What are the 4 R's of cloud migration?
The 4 R's are a simplified framework for categorizing cloud migration strategies:
- Rehost (lift and shift) moves applications to the cloud without modification, offering the fastest path but limited optimization.
- Replatform makes targeted adjustments (like swapping a self-managed database for a managed cloud service) to gain some cloud benefits without a full rebuild.
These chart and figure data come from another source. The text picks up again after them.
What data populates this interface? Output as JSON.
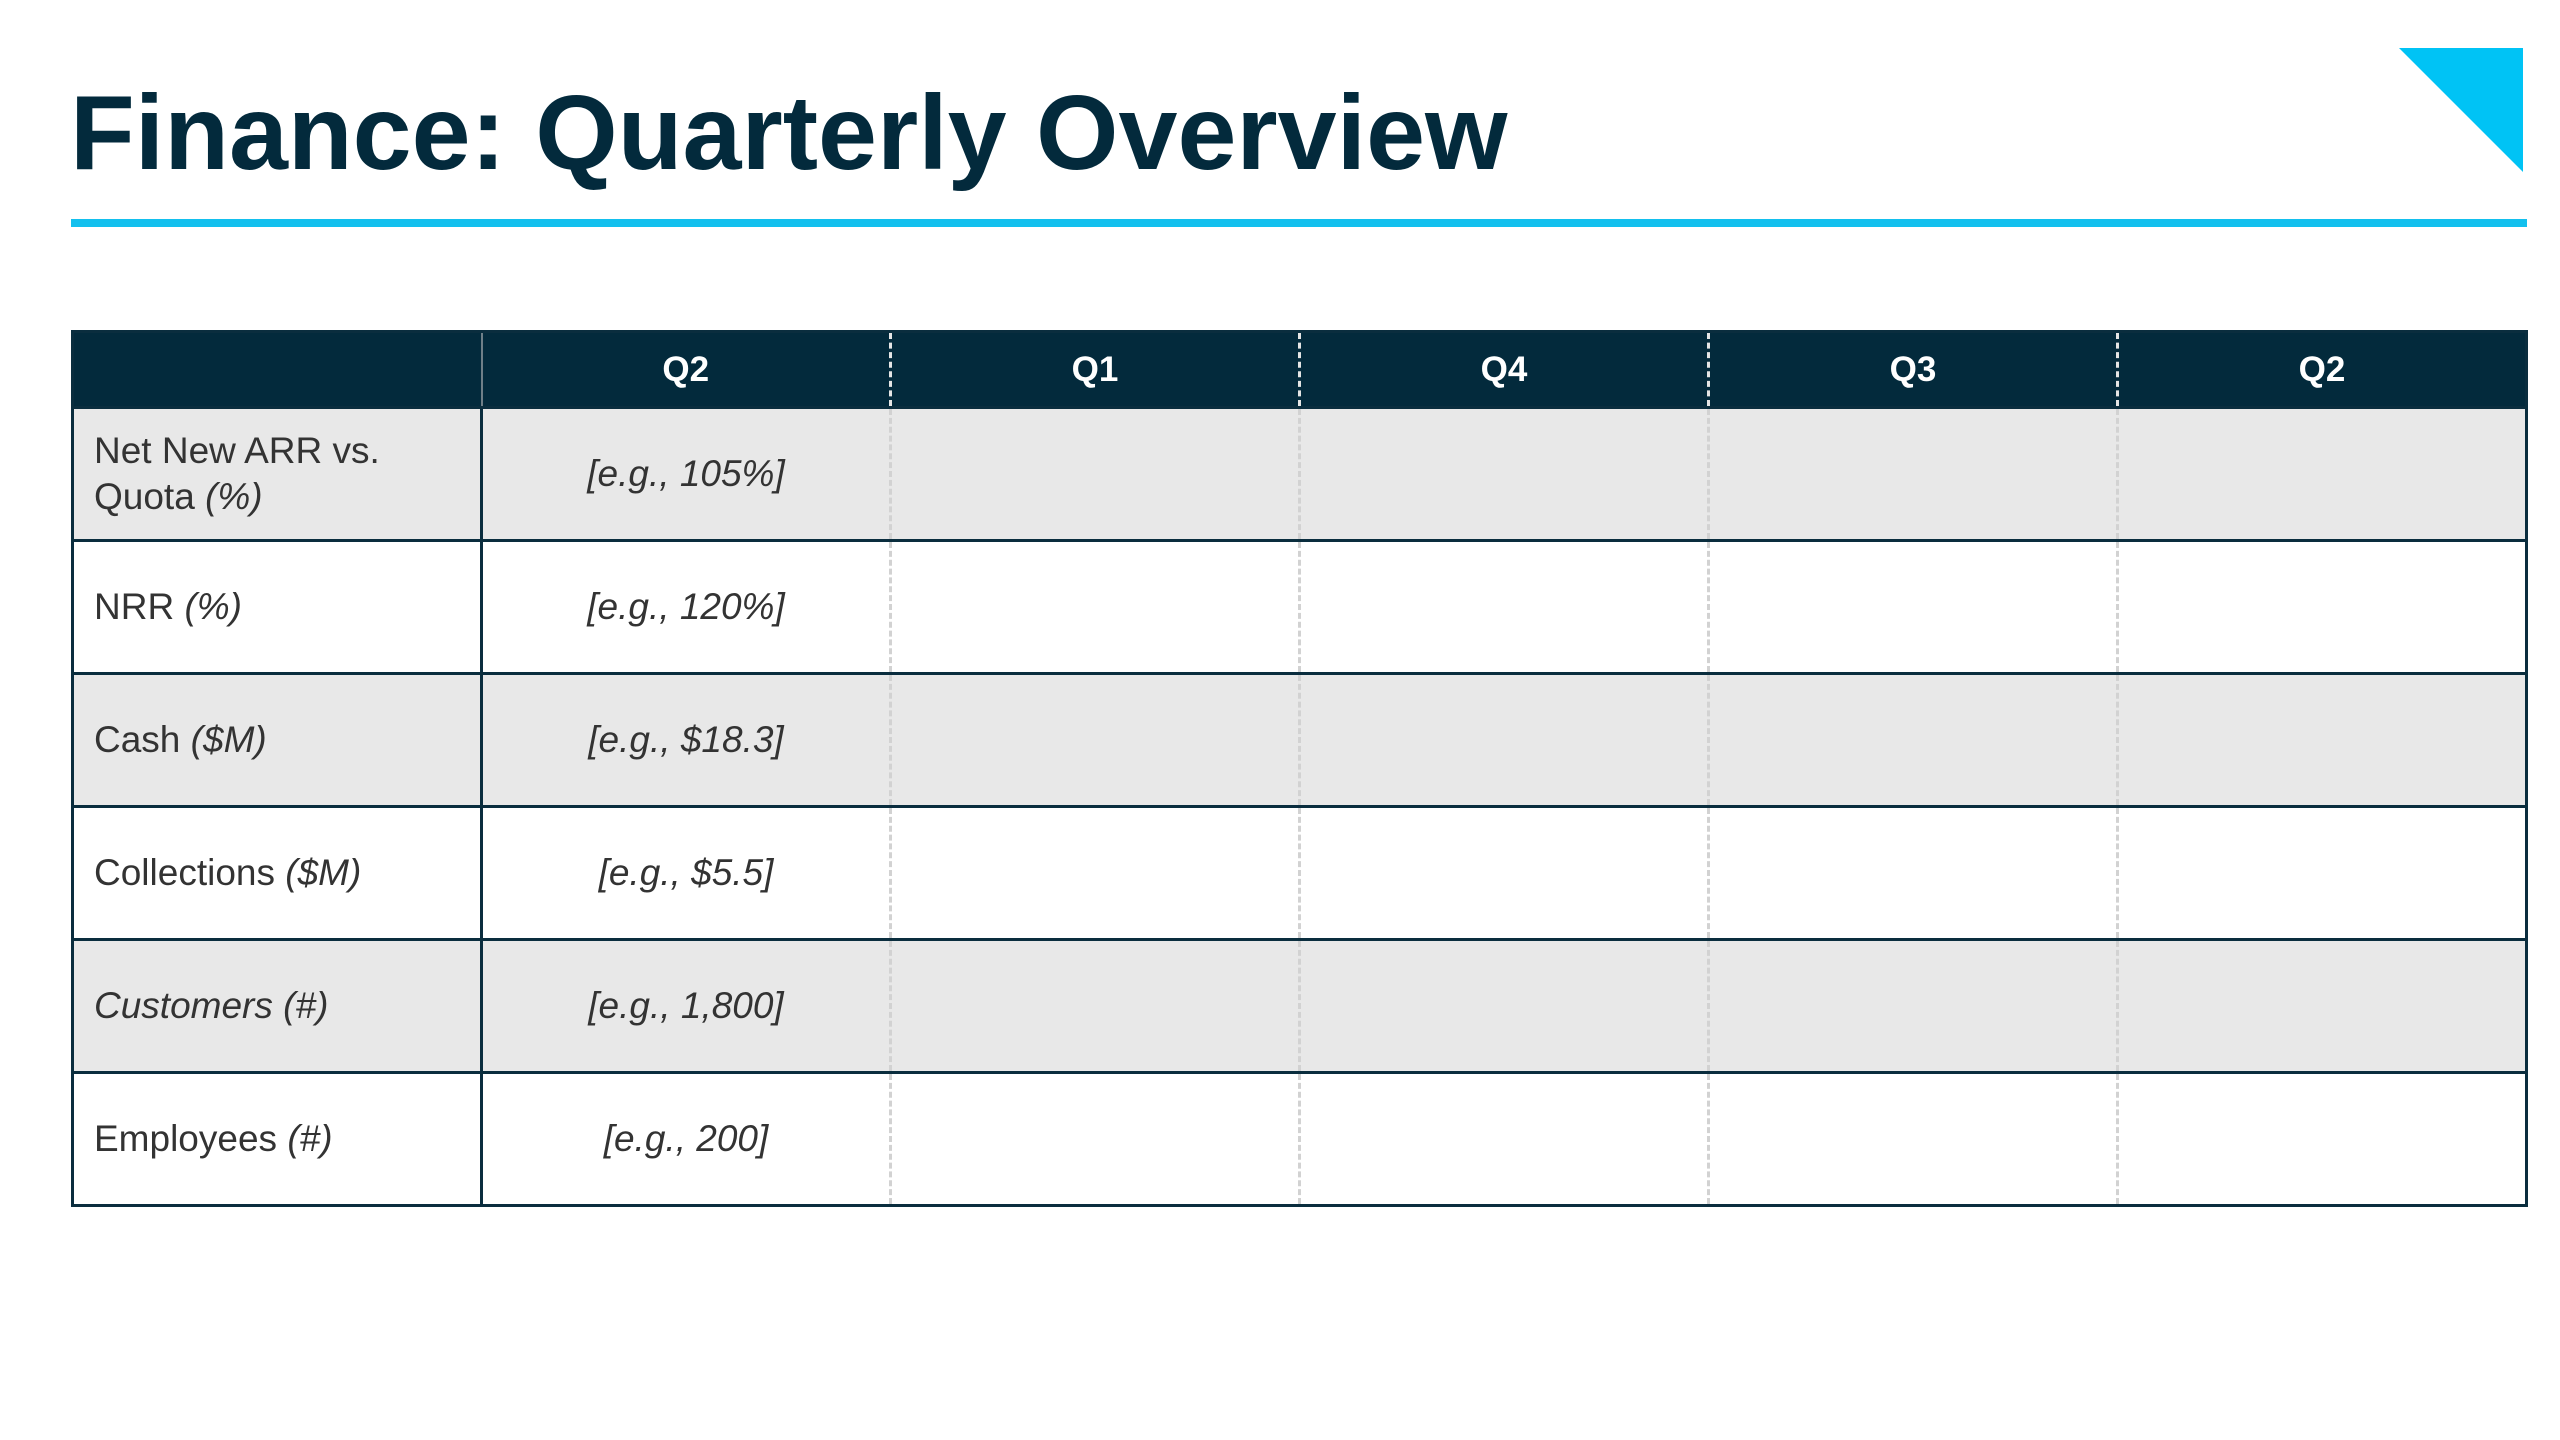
{
  "slide": {
    "title": "Finance: Quarterly Overview"
  },
  "colors": {
    "title": "#032a3c",
    "accent": "#13c0ee",
    "header_background": "#032a3c",
    "shaded_row": "#e8e8e8"
  },
  "table": {
    "corner_header": "",
    "columns": [
      "Q2",
      "Q1",
      "Q4",
      "Q3",
      "Q2"
    ],
    "rows": [
      {
        "metric": "Net New ARR vs. Quota",
        "unit": "(%)",
        "example": "[e.g., 105%]"
      },
      {
        "metric": "NRR",
        "unit": "(%)",
        "example": "[e.g., 120%]"
      },
      {
        "metric": "Cash",
        "unit": "($M)",
        "example": "[e.g., $18.3]"
      },
      {
        "metric": "Collections",
        "unit": "($M)",
        "example": "[e.g., $5.5]"
      },
      {
        "metric": "Customers",
        "unit": "(#)",
        "example": "[e.g., 1,800]"
      },
      {
        "metric": "Employees",
        "unit": "(#)",
        "example": "[e.g., 200]"
      }
    ]
  }
}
- Refactor involves rearchitecting applications to be cloud-native, delivering the highest long-term ROI but requiring the most investment up front.
- Retire means decommissioning applications that are no longer needed, which reduces scope and cost.
Many frameworks expand this to 6 or 7 R's (adding Retain, Repurchase, and Relocate), but the core four capture the primary decision points for most migration planning.
What is the difference between cloud migration ROI, TCO, and payback period?
These three metrics work together but answer different questions. ROI measures the percentage return on your total investment, telling you how much value you gained per dollar spent. TCO calculates the all-in cost of owning and operating your infrastructure over a set period, including hidden costs like egress fees, tooling, training, and staffing. Payback period tells you when your cumulative benefits will exceed your cumulative costs, essentially when you break even. You need a TCO baseline to calculate ROI accurately, and both metrics feed into the payback period calculation. Finance teams typically want to see all three, because ROI without TCO context can be misleading, and neither metric tells you how long you'll be in the red.
What is the appropriate time horizon for measuring cloud migration ROI?
Most organizations measure cloud migration ROI over 12, 24, or 36 months. A 12-month view captures immediate wins like infrastructure cost savings and performance improvements. A 24-month horizon is the most common and typically reveals the full picture: productivity gains, revenue growth from faster experimentation, and compounding efficiency improvements. A 36-month view is best suited for complex enterprise migrations where the migration itself spans multiple quarters and benefits like reduced technical debt and improved developer productivity take longer to compound. The key is to agree on the time horizon with Finance before you build the model, as it significantly changes the ROI calculation and the payback period estimate.